Los enviados especiales del presidente de Estados Unidos, Donald Trump, Steve Witkoff y Jared Kushner, llegaron este sábado 5 de septiembre a Moscú con una propuesta para intentar destrabar las negociaciones y poner fin a la guerra entre Rusia y Ucrania. La visita representa un nuevo intento de Washington por reactivar un proceso de paz que permanece estancado.
La delegación estadounidense fue recibida en Moscú por Kirill Dmitriev, representante del Kremlin para asuntos de inversión y cooperación económica internacional, quien ha participado en anteriores contactos entre Washington y Moscú. Witkoff y Kushner se trasladaron posteriormente hacia el centro de la capital rusa para continuar con su agenda diplomática.
Trump confirmó que sus enviados llevan una “propuesta concreta” para terminar la guerra, aunque la Casa Blanca no ha revelado públicamente los detalles del plan. El mandatario estadounidense aseguró que Witkoff y Kushner buscarán determinar si existe una posibilidad real de alcanzar un acuerdo entre el presidente ruso, Vladímir Putin, y su homólogo ucraniano, Volodímir Zelenski.
Después de las reuniones en Moscú, está previsto que los enviados estadounidenses se trasladen a Kiev el domingo 6 de septiembre, donde se reunirían con Zelenski. Sería la primera visita de Witkoff y Kushner a la capital ucraniana desde el inicio de la invasión rusa a gran escala en 2022.
La misión diplomática ocurre en un momento especialmente delicado. Rusia y Ucrania continúan intercambiando ataques de largo alcance y las posiciones sobre un eventual acuerdo siguen alejadas. Entre las exigencias de Moscú se encuentran concesiones territoriales y el abandono de las aspiraciones de Ucrania de ingresar a la OTAN, mientras Kiev mantiene su rechazo a ceder territorios ocupados.
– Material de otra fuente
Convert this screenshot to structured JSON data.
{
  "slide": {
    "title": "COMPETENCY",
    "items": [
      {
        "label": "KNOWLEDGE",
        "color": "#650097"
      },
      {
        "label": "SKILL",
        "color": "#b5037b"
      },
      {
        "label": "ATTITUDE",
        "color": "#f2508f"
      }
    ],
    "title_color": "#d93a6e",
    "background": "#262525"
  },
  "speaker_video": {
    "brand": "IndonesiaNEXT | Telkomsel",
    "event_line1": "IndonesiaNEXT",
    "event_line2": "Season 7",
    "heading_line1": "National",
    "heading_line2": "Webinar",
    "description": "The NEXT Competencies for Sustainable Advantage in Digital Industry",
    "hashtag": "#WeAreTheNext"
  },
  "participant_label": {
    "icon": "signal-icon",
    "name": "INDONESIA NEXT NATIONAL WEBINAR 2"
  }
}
Como gesto relacionado con la visita, el presidente Putin ordenó una pausa de 72 horas en los ataques contra Kiev, mientras Ucrania también anunció una suspensión temporal de sus ataques aéreos durante el periodo de desplazamiento de los negociadores estadounidenses. Sin embargo, la tregua no supone un alto el fuego general en todo el frente.
La visita se produce además después de nuevos ataques rusos contra territorio ucraniano. Al menos cinco personas murieron en un ataque en la región de Dnipropetrovsk, mientras Kiev denunció bombardeos y ataques con drones en distintos puntos del país. La continuidad de las hostilidades evidencia la dificultad que enfrenta Washington para conseguir un avance diplomático.
El objetivo de la administración Trump es conseguir que las conversaciones entre Moscú y Kiev vuelvan a avanzar después de meses de estancamiento. Por ahora, no existe un acuerdo de paz, y el éxito de la misión dependerá de si los enviados estadounidenses consiguen acercar las posiciones de Putin y Zelenski sobre los principales puntos del conflicto.